HIV and Extremity Weakness
Yes, HIV can cause extremity weakness through several neurological mechanisms, most commonly through peripheral neuropathy which affects 13-50% of people living with HIV (PLWH). 1
Primary Mechanisms of HIV-Related Extremity Weakness
1. HIV-Associated Peripheral Neuropathies
- Distal Symmetrical Polyneuropathy (DSP)
- Most common form of neuropathy in HIV patients 1, 2
- Presents as "cold burning pain" in a glove-and-stocking distribution 1
- Starts distally with lower extremities more affected than upper extremities
- Features include painful response to light touch (allodynia) 1
- Caused by:
- Direct HIV infection effects
- Antiretroviral therapy (ART) toxicity, particularly older nucleoside analogues (stavudine, didanosine, zalcitabine) 1
2. Other HIV-Related Neuropathies Causing Weakness
Inflammatory Demyelinating Polyneuropathies 3, 4
- Occur in early, asymptomatic HIV infection
- Characterized primarily by muscle weakness rather than sensory symptoms
- Include both acute (AIDP) and chronic (CIDP) forms 2
Progressive Polyradiculopathy 1, 4
- Occurs in advanced HIV disease with low CD4 counts
- Rapidly progressive weakness if untreated
- Often associated with cytomegalovirus infection
Mononeuropathies and Multiple Mononeuropathies 1, 4
- Single or multiple nerve involvement
- Multiple mononeuropathies often occur with CD4 counts <50
- May be associated with cytomegalovirus infection
3. HIV-Associated Myopathy 3
- Not associated with any particular stage of immunosuppression
- Presents with symmetrical weakness of proximal muscles
- Often shows moderately elevated serum creatine kinase levels
- Diagnosis confirmed by electromyography and muscle biopsy
Diagnostic Approach for HIV-Related Extremity Weakness
Assess pattern of weakness:
- Distal vs. proximal
- Symmetrical vs. asymmetrical
- Upper vs. lower extremity predominance
Evaluate for associated symptoms:
- Pain characteristics (burning, electric, deep)

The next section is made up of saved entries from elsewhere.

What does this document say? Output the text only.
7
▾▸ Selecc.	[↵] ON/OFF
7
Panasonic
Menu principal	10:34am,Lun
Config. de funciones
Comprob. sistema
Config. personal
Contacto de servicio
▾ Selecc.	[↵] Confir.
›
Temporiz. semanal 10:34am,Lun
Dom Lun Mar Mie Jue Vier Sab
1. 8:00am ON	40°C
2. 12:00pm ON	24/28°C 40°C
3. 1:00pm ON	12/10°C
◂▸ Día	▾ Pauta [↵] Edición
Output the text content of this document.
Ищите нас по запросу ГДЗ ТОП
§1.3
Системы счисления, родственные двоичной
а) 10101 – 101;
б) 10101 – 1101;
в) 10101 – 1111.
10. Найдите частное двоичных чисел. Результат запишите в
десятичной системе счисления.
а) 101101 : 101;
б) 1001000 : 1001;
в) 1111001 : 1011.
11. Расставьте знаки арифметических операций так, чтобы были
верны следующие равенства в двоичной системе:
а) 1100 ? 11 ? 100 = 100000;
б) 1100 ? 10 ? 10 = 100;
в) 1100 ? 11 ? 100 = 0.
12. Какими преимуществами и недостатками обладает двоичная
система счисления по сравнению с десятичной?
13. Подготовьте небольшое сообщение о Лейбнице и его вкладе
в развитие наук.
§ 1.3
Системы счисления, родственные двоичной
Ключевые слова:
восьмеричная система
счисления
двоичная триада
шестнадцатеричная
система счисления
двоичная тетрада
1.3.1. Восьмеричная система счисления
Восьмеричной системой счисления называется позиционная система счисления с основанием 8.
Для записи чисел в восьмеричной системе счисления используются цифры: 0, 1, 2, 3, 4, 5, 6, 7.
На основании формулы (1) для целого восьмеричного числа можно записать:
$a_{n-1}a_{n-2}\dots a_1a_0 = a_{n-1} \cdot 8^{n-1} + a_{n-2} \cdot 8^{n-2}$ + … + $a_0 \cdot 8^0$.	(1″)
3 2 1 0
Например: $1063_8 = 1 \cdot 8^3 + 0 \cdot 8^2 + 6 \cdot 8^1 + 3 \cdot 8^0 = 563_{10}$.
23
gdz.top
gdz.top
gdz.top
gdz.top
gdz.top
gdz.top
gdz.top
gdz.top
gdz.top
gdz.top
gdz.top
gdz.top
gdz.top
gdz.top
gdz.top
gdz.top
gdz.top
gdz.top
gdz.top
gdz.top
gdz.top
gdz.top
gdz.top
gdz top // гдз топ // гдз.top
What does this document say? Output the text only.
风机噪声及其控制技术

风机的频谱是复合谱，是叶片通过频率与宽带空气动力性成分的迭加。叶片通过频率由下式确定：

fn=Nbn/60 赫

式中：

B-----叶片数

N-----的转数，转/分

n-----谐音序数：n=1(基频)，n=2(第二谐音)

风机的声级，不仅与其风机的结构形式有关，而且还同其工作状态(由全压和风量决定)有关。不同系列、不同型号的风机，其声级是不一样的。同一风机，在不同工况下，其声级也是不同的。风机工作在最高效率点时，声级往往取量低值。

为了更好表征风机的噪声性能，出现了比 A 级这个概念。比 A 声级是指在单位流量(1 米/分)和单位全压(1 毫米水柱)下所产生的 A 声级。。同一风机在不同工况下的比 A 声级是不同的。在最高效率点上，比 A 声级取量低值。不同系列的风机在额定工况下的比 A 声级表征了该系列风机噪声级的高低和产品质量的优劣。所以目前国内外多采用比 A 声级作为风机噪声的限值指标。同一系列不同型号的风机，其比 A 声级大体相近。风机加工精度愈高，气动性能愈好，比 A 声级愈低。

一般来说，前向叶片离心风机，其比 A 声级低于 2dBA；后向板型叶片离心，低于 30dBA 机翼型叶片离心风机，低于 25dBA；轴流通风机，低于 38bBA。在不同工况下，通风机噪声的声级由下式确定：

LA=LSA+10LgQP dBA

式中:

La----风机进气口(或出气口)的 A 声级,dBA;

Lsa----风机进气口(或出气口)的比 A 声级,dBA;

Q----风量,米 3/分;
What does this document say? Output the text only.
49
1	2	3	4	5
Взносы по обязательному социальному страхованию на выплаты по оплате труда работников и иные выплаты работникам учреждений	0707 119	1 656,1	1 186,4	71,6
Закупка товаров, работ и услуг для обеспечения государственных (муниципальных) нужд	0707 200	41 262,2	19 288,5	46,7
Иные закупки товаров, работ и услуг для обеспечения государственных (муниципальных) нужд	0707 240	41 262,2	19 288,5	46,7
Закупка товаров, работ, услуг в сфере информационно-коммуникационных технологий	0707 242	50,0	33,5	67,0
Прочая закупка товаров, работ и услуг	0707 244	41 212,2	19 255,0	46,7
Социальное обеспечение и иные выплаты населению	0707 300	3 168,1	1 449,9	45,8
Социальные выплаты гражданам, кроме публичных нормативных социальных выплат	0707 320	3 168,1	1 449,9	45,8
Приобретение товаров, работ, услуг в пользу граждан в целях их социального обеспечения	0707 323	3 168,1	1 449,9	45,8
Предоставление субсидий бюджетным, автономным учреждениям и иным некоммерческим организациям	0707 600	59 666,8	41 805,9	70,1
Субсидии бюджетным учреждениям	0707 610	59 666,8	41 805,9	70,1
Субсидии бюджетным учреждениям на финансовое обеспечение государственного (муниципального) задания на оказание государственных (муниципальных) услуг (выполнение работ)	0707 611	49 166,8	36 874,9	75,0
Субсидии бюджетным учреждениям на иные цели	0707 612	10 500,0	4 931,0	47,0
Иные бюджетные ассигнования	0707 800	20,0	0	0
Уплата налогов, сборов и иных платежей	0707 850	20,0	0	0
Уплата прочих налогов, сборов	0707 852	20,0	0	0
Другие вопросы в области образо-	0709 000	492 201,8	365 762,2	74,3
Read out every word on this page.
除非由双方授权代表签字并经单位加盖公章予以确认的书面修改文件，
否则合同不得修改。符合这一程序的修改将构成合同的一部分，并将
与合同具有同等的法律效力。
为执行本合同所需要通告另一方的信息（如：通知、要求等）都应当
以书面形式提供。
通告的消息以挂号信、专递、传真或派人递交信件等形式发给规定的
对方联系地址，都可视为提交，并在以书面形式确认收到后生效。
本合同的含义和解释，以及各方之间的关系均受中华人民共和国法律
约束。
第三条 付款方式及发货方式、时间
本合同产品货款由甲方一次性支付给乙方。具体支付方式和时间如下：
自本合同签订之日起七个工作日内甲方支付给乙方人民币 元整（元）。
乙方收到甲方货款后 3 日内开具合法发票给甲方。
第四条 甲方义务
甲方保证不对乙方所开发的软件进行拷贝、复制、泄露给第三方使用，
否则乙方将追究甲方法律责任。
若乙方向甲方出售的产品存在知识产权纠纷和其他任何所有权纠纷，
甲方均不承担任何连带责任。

- Sensory changes (numbness, tingling)
- Autonomic symptoms
Consider CD4 count and disease stage:
- Higher CD4: Inflammatory demyelinating neuropathies more common
- Lower CD4: Opportunistic infection-related neuropathies more likely 2
Review medication history:
- Antiretroviral medications, particularly older nucleoside analogues
- Other potentially neurotoxic medications
Management Considerations
For distal symmetrical polyneuropathy:
For inflammatory demyelinating polyneuropathies:
- May respond to plasmapheresis or steroids 4
For progressive polyradiculopathy or CMV-related neuropathies:
- Requires prompt, aggressive treatment of underlying infection 4
For HIV myopathy:
- Treatment options include corticosteroids, NSAIDs, and intravenous immunoglobulin 3
Important Clinical Considerations
Multifactorial etiology: Weakness may result from direct HIV effects, medication toxicity, opportunistic infections, or comorbid conditions 1
Comorbidities to evaluate:
- Vitamin deficiencies (B6, B12, folate)
- Alcohol use disorders
- Thyroid dysfunction
- Diabetes mellitus
- Syphilis 1
Diagnostic pitfall: Lower extremity symptoms in HIV can be caused by pathology at any level of the nervous system (cortex to muscle), making bedside diagnosis challenging 4
Treatment challenge: Neuropathic pain from HIV-associated DSP is difficult to manage and often responds poorly to conventional treatments 2
HIV-related extremity weakness significantly impacts quality of life and requires careful evaluation to determine the specific mechanism and appropriate management approach.